“你来之前,他们竟然没告诉你我是谁,盯梢被人发现死了,可是不算殉职的。”他四处乱砸了一通,心里那口气散了一半,甩开叶珩,把腰牌丢到了戚陵怀里。他的编号很靠前,其实满打满算没有当几年差,甚至林白轩一开始也把他养在万花,可惜他六七岁时出门遭人拐卖,林白轩找到他时,他刚捅死了人。

        大约是从小就颠沛流离,又遭至亲抛弃,风岁晚和其他的孩子十分不同,比普通的成年人还要冷静。
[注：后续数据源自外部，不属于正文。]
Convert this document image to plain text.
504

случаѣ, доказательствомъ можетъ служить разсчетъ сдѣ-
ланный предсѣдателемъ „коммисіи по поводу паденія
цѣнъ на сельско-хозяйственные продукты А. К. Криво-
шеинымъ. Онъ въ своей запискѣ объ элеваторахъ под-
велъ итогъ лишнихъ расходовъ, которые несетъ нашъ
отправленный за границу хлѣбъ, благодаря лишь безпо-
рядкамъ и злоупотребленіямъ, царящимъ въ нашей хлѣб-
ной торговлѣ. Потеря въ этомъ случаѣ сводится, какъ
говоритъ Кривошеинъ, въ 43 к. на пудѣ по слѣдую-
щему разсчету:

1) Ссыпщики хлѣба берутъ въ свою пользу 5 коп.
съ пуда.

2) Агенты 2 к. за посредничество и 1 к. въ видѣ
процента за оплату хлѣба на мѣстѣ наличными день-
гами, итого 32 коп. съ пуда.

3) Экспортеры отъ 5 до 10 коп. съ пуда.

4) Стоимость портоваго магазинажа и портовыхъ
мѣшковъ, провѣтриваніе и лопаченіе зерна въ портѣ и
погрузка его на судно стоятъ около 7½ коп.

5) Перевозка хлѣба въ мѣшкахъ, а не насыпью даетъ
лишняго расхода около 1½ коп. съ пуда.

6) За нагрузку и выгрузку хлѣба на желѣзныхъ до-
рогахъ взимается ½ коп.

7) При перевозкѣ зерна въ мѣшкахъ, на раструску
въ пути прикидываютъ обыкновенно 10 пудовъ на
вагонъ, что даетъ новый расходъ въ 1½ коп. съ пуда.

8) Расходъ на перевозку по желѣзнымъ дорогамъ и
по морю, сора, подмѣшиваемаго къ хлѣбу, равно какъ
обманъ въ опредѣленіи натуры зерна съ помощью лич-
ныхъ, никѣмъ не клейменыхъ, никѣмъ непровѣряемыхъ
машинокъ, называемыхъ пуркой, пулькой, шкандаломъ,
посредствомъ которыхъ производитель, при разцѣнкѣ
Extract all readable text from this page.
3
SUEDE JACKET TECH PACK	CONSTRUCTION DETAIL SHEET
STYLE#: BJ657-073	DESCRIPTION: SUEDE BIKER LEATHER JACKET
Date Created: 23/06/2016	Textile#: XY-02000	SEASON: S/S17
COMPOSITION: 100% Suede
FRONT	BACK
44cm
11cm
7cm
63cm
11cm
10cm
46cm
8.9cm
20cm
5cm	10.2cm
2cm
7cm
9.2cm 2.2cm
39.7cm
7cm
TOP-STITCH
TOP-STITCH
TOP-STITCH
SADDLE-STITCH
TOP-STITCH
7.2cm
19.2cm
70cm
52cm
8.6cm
那之后,林白轩将他带回了凌雪阁,训练了三年,是那一批领腰牌的弟子里最小的。

        而戚陵,显然是他受伤之后才入阁的。

        “属下——”

        “别,当不起,不是一个组的,少来这套。”

        戚陵为难地看着他,最后还是继续叫他大夫,双手把腰牌还了回来。风岁晚其实根本不想接,按照凌雪阁的规矩,归元盒一生只开两次,领腰牌的时候,和归葬的时候。他交了腰牌,改了名字,和过去彻底告别,当风归暝已经死了,可谁都不肯放过他。

        他攥着腰牌,戚陵的神色竟然还有一点钦羡,他低下头大笑不止,他的声音压在喉咙里,笑得咳嗽都没有停,最后又成了抽泣。

        “是不是真的只有死了,你们才肯放过我啊。”他抹了抹脸,“让你带了什么话,说吧。”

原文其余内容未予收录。